In fact, Dodd-Frank included another disclosure rule on compensation that has not been followed. It requires companies to show the relationship of their CEOs’ pay to the companies’ performance, a far more important statistic than much of the information provided on executive pay (not to be confused with a separately pending rule under Dodd-Frank that would require disclosure of the ratio of CEO pay to the pay of a company’s “median” employee). If a company has done poorly and the CEO is getting raises, an explanation is in order. But, oddly, proxies don’t include this ratio. It would seem useful to determine whether the pay package is really out of control.

• Potential risk factors. In 1995, Con­gress enacted the Private Securities Liti­gation Reform Act. It basically provided liability protection to companies by creating a safe harbor for so-called forward-looking statements about information including projections and expectations such as of future financial results and expected developments, as long as such statements were accompanied by cautionary language about factors that could affect the likelihood of those forward-looking statements coming to fruition.
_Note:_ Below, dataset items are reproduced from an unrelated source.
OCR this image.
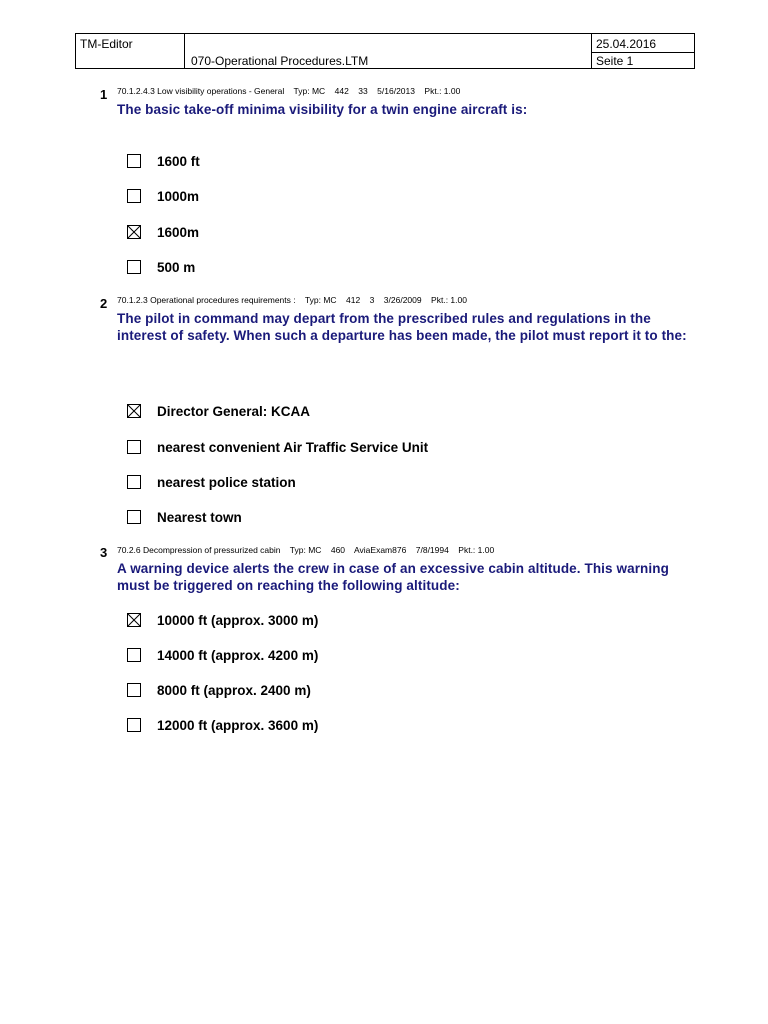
TM-Editor
070-Operational Procedures.LTM
25.04.2016
Seite 1
1 70.1.2.4.3 Low visibility operations - General    Typ: MC    442    33    5/16/2013    Pkt.: 1.00
The basic take-off minima visibility for a twin engine aircraft is:
1600 ft
1000m
1600m
500 m
2 70.1.2.3 Operational procedures requirements :    Typ: MC    412    3    3/26/2009    Pkt.: 1.00
The pilot in command may depart from the prescribed rules and regulations in the interest of safety. When such a departure has been made, the pilot must report it to the:
Director General: KCAA
nearest convenient Air Traffic Service Unit
nearest police station
Nearest town
3 70.2.6 Decompression of pressurized cabin    Typ: MC    460    AviaExam876    7/8/1994    Pkt.: 1.00
A warning device alerts the crew in case of an excessive cabin altitude. This warning must be triggered on reaching the following altitude:
10000 ft (approx. 3000 m)
14000 ft (approx. 4200 m)
8000 ft (approx. 2400 m)
12000 ft (approx. 3600 m)
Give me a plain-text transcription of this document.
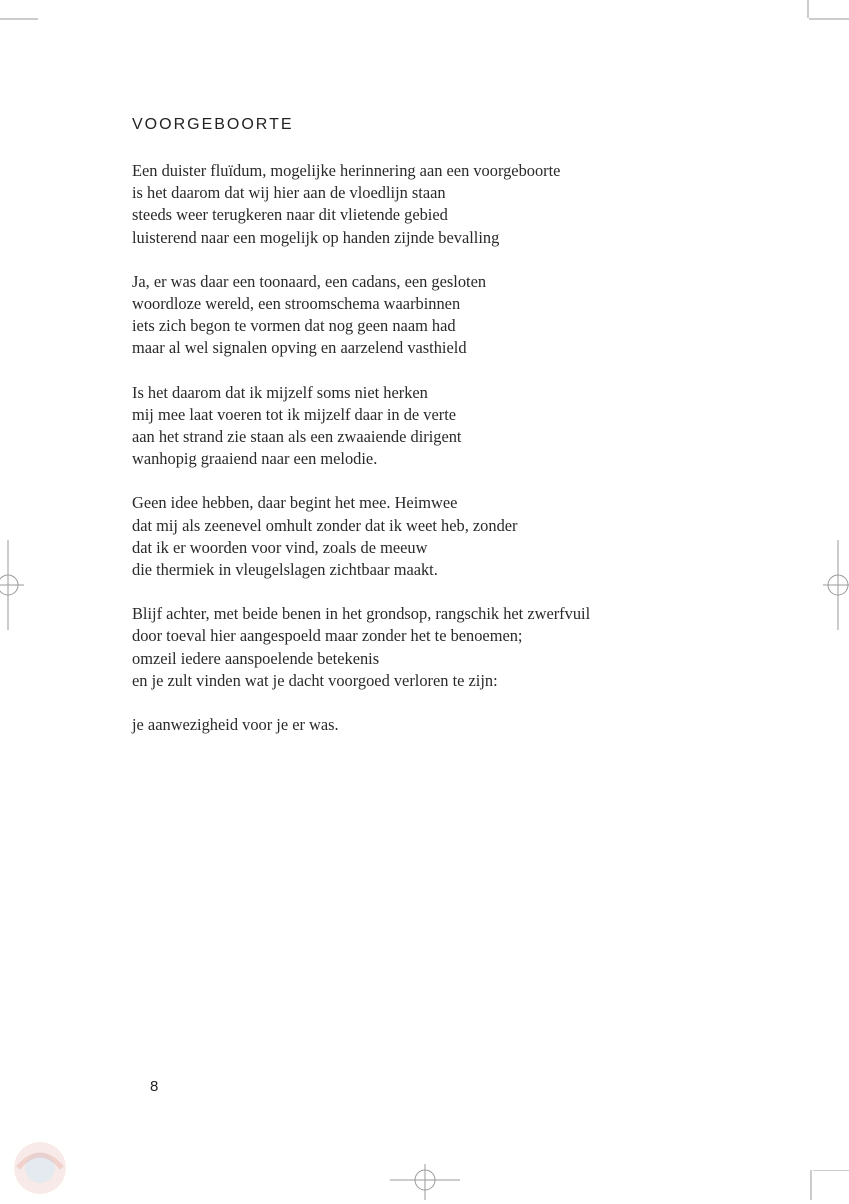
VOORGEBOORTE
Een duister fluïdum, mogelijke herinnering aan een voorgeboorte
is het daarom dat wij hier aan de vloedlijn staan
steeds weer terugkeren naar dit vlietende gebied
luisterend naar een mogelijk op handen zijnde bevalling
Ja, er was daar een toonaard, een cadans, een gesloten
woordloze wereld, een stroomschema waarbinnen
iets zich begon te vormen dat nog geen naam had
maar al wel signalen opving en aarzelend vasthield
Is het daarom dat ik mijzelf soms niet herken
mij mee laat voeren tot ik mijzelf daar in de verte
aan het strand zie staan als een zwaaiende dirigent
wanhopig graaiend naar een melodie.
Geen idee hebben, daar begint het mee. Heimwee
dat mij als zeenevel omhult zonder dat ik weet heb, zonder
dat ik er woorden voor vind, zoals de meeuw
die thermiek in vleugelslagen zichtbaar maakt.
Blijf achter, met beide benen in het grondsop, rangschik het zwerfvuil
door toeval hier aangespoeld maar zonder het te benoemen;
omzeil iedere aanspoelende betekenis
en je zult vinden wat je dacht voorgoed verloren te zijn:
je aanwezigheid voor je er was.
8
This language led to more disclosure, which was useful to investors. However, while companies already included so-called “risk factors” in certain SEC filings, the safe harbor led to an exponential increase in the length of this disclosure, as companies began to view it as cheap insurance, warning everybody about everything in the hope of avoiding a lawsuit if the projections didn’t work out.

Unfortunately, corporate fears about today’s litigious environment create a headwind to reform. No matter how often companies are assured that they can scale back on multiple pages of risk factors, they remain nervous about consequences. Still, it’s important to shorten the list, perhaps to the top 10 risks or something similar, to allow true concerns to be readily apparent to investors rather than hidden among those far less likely.

• Management’s discussion and analysis of financial condition and results of operations. The narrative description of a company’s financial state, focusing on the changes from period to period in a company’s financial statements, has become so bogged down in detail that it is difficult to discern what is truly important — namely, the trends going on in the company. This section is intended to cover known trends and uncertainties. What we’re often getting is a much more granular level of detail without regard to materiality. Frequently, information found in this section is also included elsewhere.

Since the 1960s, the SEC has undertaken several initiatives to review and update its disclosure and registration requirements, including one whose title — the Plain English Initiative — couldn’t put the problem more candidly. The projects ranged from targeted revisions of certain rules to comprehensive reviews. The SEC should be applauded for its persistence in tackling information overload. But this time the problem needs to be fixed.

Howard E. Berkenblit is a partner in the Boston office of Sullivan & Worcester and leader of the firm’s securities and corporate governance group.